Lecture 20 Flashcards
Data fitting, y=Ax in general ∈ ?
∈ range(A), r orthogonal to all columns of A (y closest to b ∉ range(A)) Indeed, A.T@r = 0 => A.T@A@x = A.T@b
Condition number for normal equations
cond(A.T@A) = (cond(A))^2, worsen the conditioning of the matrix. Solution: use SVD (even if Cholesky is less costly!)
SVD to solve a square system Ax=b? (A nxn)
A = UΣV.T
1) Solve Σy=U.T@b (y=V.T@x), we get yi=(ui.b)/σi
2) Solve x=Vy = y1.v1 + … + yn.vn, we get x = Σ_{i=1}^n yi.vi
Shapes U, Σ, V of the reduced SVD of A 10x14 matrix?
U 10x10
Σ 10x10
V 14x10
Solution reduced SVD full rank least square problem
A = Ur@Σr@V.T, σi≠0
A.T@A@x = A.T@b
gives x=V@Σr^{-1}@Ur.T@b (unique solution)
Solution reduced SVD rank deficient least square problem
rank(A) < n. Find min_x ||Ax-b||_2, min ||x||2.
A = Ur@Σr@V.T
1) Solve Σr@y = Ur.T@b with y=V.T@x, we get yi=(ui.b)/σi if σi≠0, 0 otherwise.
2) x=V@y = Σvi.yi = Σ{σi≠0} vi.(ui.b)/σi, that is x = V@Σr^+@Ur.T@b
Cost of solving min_x ||b-Ax||_2^2 (A=UΣV.Tx calculated!)
O(mn) indeed, x=V@Σr^+@Ur.T@b (there’s also a n^2 operation but m>n so mn > n^2)
Rank(A) necessary to solve least squares?
Rank(A) must be > number of coefficients, otherwise bad results.
Python eigenvalues, eigenvectors
eigvals, eigvecs = np.linalg.eigh(A)
Python svd
U, S, Vt = np.linalg.svd(A, full_matrices=False)

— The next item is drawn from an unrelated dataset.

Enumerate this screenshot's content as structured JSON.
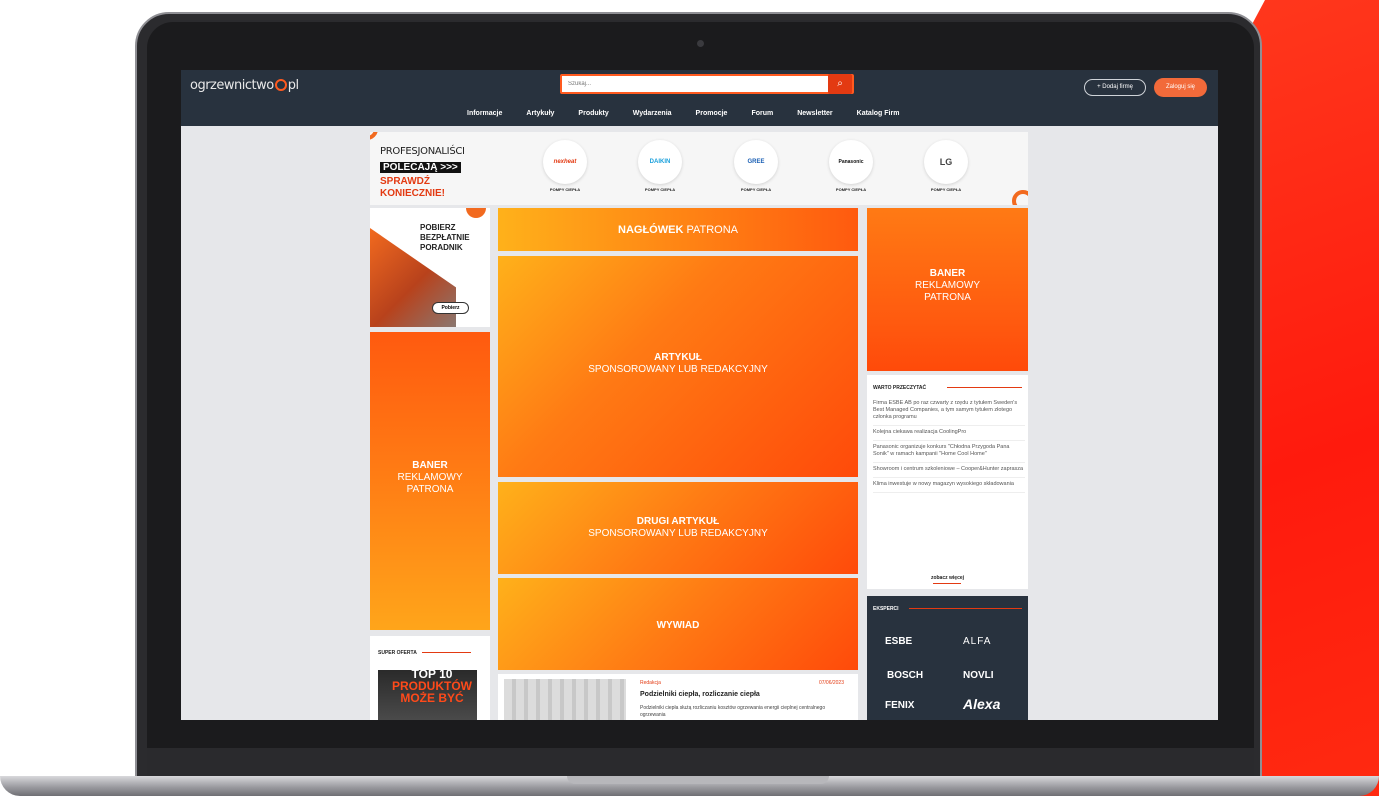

False for reduced SVD. Be careful, Vt returned and S is a 1D array! (use np.diag)
Python least squares
solution, residual, rank, σiOfA = np.linalg.lstsq(A, b)
Python linear/poly reg
from scipy import stats
slope, intercept, rvalue, pvalue, stderr = stats.linregress(x, y)
cubic, quadratic, linear, intercept = np.polyfit(x, y, 3)
Cholesky factorization, why?
Because the system of normal equations is symmetric, the normal equations can be solved by computing and using a Cholesky factorization
Solve non-linear least-squares
Use of steepest descent